Podcast: Understanding Power Platform’s evolution

I recently had the opportunity to visit the Demystifying Enterprise Innovation podcast run by AgilePoint. We covered a wide range of topics that touched upon both the low-code/no-code market in general, as well as specifics of Power Platform as part of Microsoft’s product portfolio.

In the below presentation you can see a summary of what the we talked about in the podcast episode:

Understanding-Power-Platform-Evolution-podcast

You can listen to the podcast episode on Spotify, Apple Podcasts or Transistor.fm.

Links

Articles and information sources on the topics referenced in the podcast are:

Show notes and quotes

Here are the podcasst episode notes from Transistor.fm:

EPISODE DETAILS

Microsoft has been slowly building its moat in the low-code no-code application development space. Products like Power Apps, Power Automate, and Power BI are now being leveraged within the Power Platform to give customers a complete end-to-end platform for their automation needs for recurring tasks. We spoke to Jukka Niiranen from Finland, a Power Platform Sr. Consultant and the co-founder of Forward Forever, a boutique consulting firm that helps clients build, measure, and manage digital business processes running on top of Microsoft’s Power Platform. Jukka talks about how his earlier stint as a Microsoft Dynamics CRM consultant helped him become an early adopter and later an advisor for Power Platform. He offers his insights regarding the platform’s future direction, and how to find Citizen Developer heroes within your organization to scale the use of Low Code No Code platforms.

SHOW NOTES

Key Takeaways

[0:00] Microsoft Power Platform’s governance is all about putting the guardrails around the low code platform so that the citizens can keep on developing apps to solve their own problems, deliver a good user experience, and allow them to innovate without locking their activities with IT policies.

[7:40] Low-code products like Power Platform aim to fuel a bottom-up innovation.
[8:06] There’s a lot of hype around low-code no-code platforms but a lot of companies don’t understand how they can use these platforms in their environment. 

[11:50] Jukka and his team of consultants often find individuals or teams using Microsoft Power Platform to build solutions, especially those who were not able to get them built through their IT departments. These are not necessarily the most beautiful apps from a UI or architecture perspective, but very effective from the business results perspective.

[13:20] You need to find those heroes within the organization who already understand that there’s a business need for low-code platforms. These are the folks who are frustrated by the lack of official systems or how long it takes to build them.

[14:40] Power Platform is better than just using the Power Apps because through the platform you can enforce policies and processes to govern several types of solutions and apps.

[16:15] What people generally misunderstand about Power Platform is its commercial plan and positioning of it because Microsoft has bundled Power Apps, Power Automate, and Flow into Office 365 from day one.

[19:27] The big question is whether Power Platform will also be for vendors to build their own products on top of it. Until now what Microsoft has mostly celebrated is Citizen Developers. Jukka and his team have also built their own product on top of the Power Platform, and they call it the ‘Sustainability Action Pack’. 

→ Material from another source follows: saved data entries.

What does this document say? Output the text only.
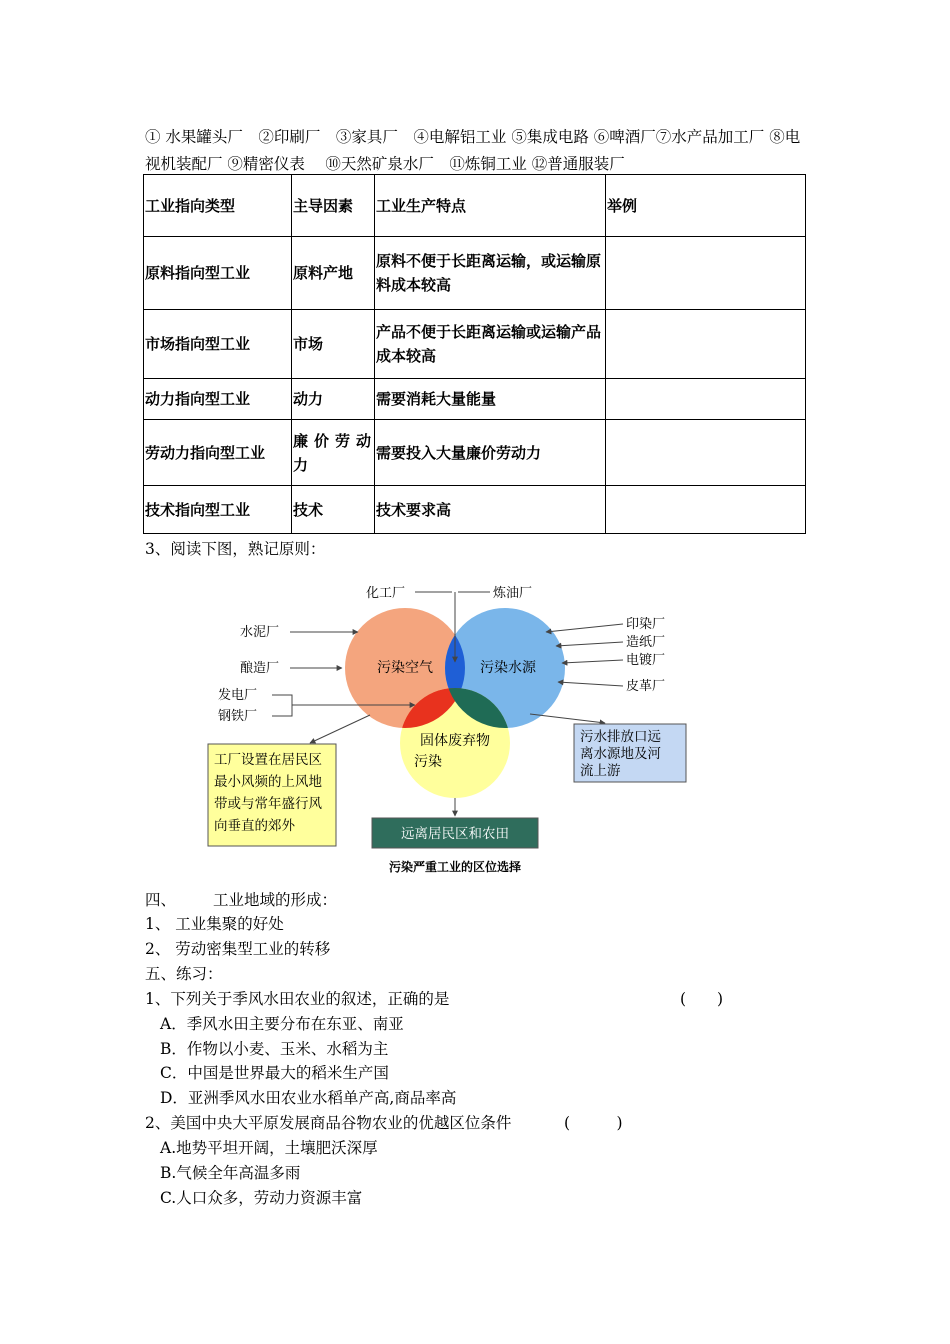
① 水果罐头厂　②印刷厂　③家具厂　④电解铝工业 ⑤集成电路 ⑥啤酒厂⑦水产品加工厂 ⑧电视机装配厂 ⑨精密仪表　 ⑩天然矿泉水厂　⑪炼铜工业 ⑫普通服装厂
工业指向类型	主导因素	工业生产特点	举例
原料指向型工业	原料产地	原料不便于长距离运输，或运输原料成本较高	
市场指向型工业	市场	产品不便于长距离运输或运输产品成本较高	
动力指向型工业	动力	需要消耗大量能量	
劳动力指向型工业	廉价劳动力	需要投入大量廉价劳动力	
技术指向型工业	技术	技术要求高	
3、阅读下图，熟记原则：
污染空气	污染水源
固体废弃物
污染
化工厂	炼油厂
水泥厂
酿造厂
发电厂
钢铁厂
印染厂
造纸厂
电镀厂
皮革厂
工厂设置在居民区
最小风频的上风地
带或与常年盛行风
向垂直的郊外
污水排放口远
离水源地及河
流上游
远离居民区和农田
污染严重工业的区位选择
四、 工业地域的形成：
1、 工业集聚的好处
2、 劳动密集型工业的转移
五、练习：
1、下列关于季风水田农业的叙述，正确的是	(　　)
A．季风水田主要分布在东亚、南亚
B．作物以小麦、玉米、水稻为主
C．中国是世界最大的稻米生产国
D．亚洲季风水田农业水稻单产高,商品率高
2、美国中央大平原发展商品谷物农业的优越区位条件	(　　　)
A.地势平坦开阔，土壤肥沃深厚
B.气候全年高温多雨
C.人口众多，劳动力资源丰富
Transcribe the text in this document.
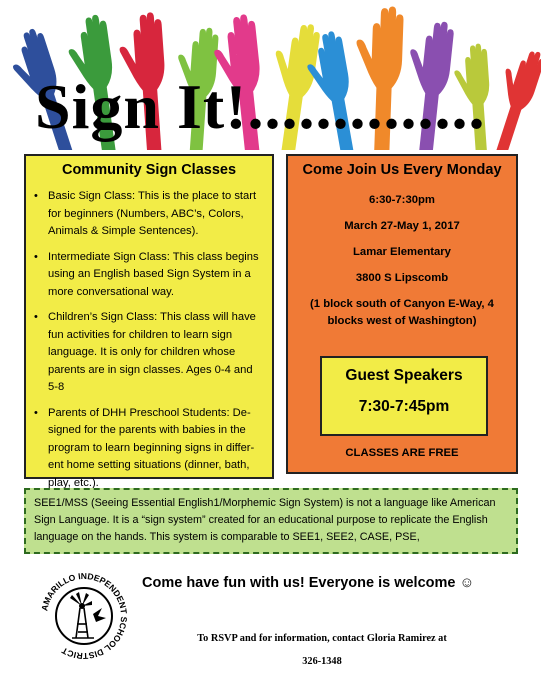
Sign It!..............
Community Sign Classes
• Basic Sign Class: This is the place to start for beginners (Numbers, ABC’s, Colors, Animals & Simple Sentences).
• Intermediate Sign Class: This class begins using an English based Sign System in a more conversational way.
• Children’s Sign Class: This class will have fun activities for children to learn sign language. It is only for children whose parents are in sign classes. Ages 0-4 and 5-8
• Parents of DHH Preschool Students: De-signed for the parents with babies in the program to learn beginning signs in differ-ent home setting situations (dinner, bath, play, etc.).
Come Join Us Every Monday
6:30-7:30pm
March 27-May 1, 2017
Lamar Elementary
3800 S Lipscomb
(1 block south of Canyon E-Way, 4 blocks west of Washington)
Guest Speakers
7:30-7:45pm
CLASSES ARE FREE
SEE1/MSS (Seeing Essential English1/Morphemic Sign System) is not a language like American Sign Language. It is a “sign system” created for an educational purpose to replicate the English language on the hands. This system is comparable to SEE1, SEE2, CASE, PSE,
AMARILLO INDEPENDENT SCHOOL DISTRICT
Come have fun with us! Everyone is welcome ☺
To RSVP and for information, contact Gloria Ramirez at
326-1348
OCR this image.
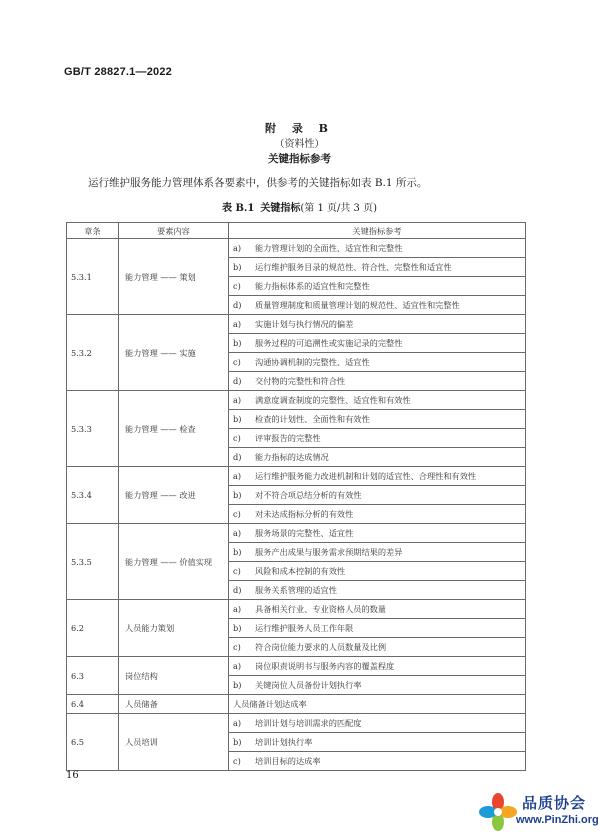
GB/T 28827.1—2022
附 录 B
（资料性）
关键指标参考
运行维护服务能力管理体系各要素中，供参考的关键指标如表 B.1 所示。
表 B.1 关键指标(第 1 页/共 3 页)
章条	要素内容	关键指标参考
5.3.1	能力管理 —— 策划	a) 能力管理计划的全面性、适宜性和完整性
		b) 运行维护服务目录的规范性、符合性、完整性和适宜性
		c) 能力指标体系的适宜性和完整性
		d) 质量管理制度和质量管理计划的规范性、适宜性和完整性
5.3.2	能力管理 —— 实施	a) 实施计划与执行情况的偏差
		b) 服务过程的可追溯性或实施记录的完整性
		c) 沟通协调机制的完整性、适宜性
		d) 交付物的完整性和符合性
5.3.3	能力管理 —— 检查	a) 满意度调查制度的完整性、适宜性和有效性
		b) 检查的计划性、全面性和有效性
		c) 评审报告的完整性
		d) 能力指标的达成情况
5.3.4	能力管理 —— 改进	a) 运行维护服务能力改进机制和计划的适宜性、合理性和有效性
		b) 对不符合项总结分析的有效性
		c) 对未达成指标分析的有效性
5.3.5	能力管理 —— 价值实现	a) 服务场景的完整性、适宜性
		b) 服务产出成果与服务需求预期结果的差异
		c) 风险和成本控制的有效性
		d) 服务关系管理的适宜性
6.2	人员能力策划	a) 具备相关行业、专业资格人员的数量
		b) 运行维护服务人员工作年限
		c) 符合岗位能力要求的人员数量及比例
6.3	岗位结构	a) 岗位职责说明书与服务内容的覆盖程度
		b) 关键岗位人员备份计划执行率
6.4	人员储备	人员储备计划达成率
6.5	人员培训	a) 培训计划与培训需求的匹配度
		b) 培训计划执行率
		c) 培训目标的达成率
16
品质协会
www.PinZhi.org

[27:25] Microsoft Power Platform charges users based on license-per-user so you have to assess which use cases it is most suitable for. It might be fit for some use cases but not the right toolkit for consumer-facing apps and scenarios.

[28:20] Power Platform’s future direction can be assessed by seeing how it evolved during the past four years. In the first two years, the focus was still on catering to app makers’ needs, integrating capabilities of Dynamics CRM and Dataverse.  During the past two years, the focus was still a lot on admin tools and governance capabilities of the platform.

[32:00] The way we frame Power Platform governance to our customers is that you need policies, controls, and processes for people who are not pro-developers, do not do it for a living, and who don’t have a formal education background in software development. Allow them to use pieces from the cloud in a sensible way.

[34:00] Internal evangelism is important to make LCNC initiatives successful.

[45:00] CRM consultants have done a lot of good work in evangelizing CRMs in organizations, so that type of effort is needed to make Low Code No Code more acceptable.

Quotes

“The way we frame Power Platform’s governance to our customers is that it’s all about putting the guardrails all-around low code platforms”.

“We are really more focused on helping the organizations themselves take ownership of their tools and build new applications for scenarios that previously haven’t had any apps or automation in place”.

“From an IT perspective, the power platform is unique in the sense that many organizations already have it, even though they haven’t acquired it. And that’s the result of the Microsoft strategy to bundle it with their Office and Dynamics tools”.

“Users of Low Code tools are people who have usually been frustrated by the lack of official systems or how long it takes to get something budgeted and implemented”.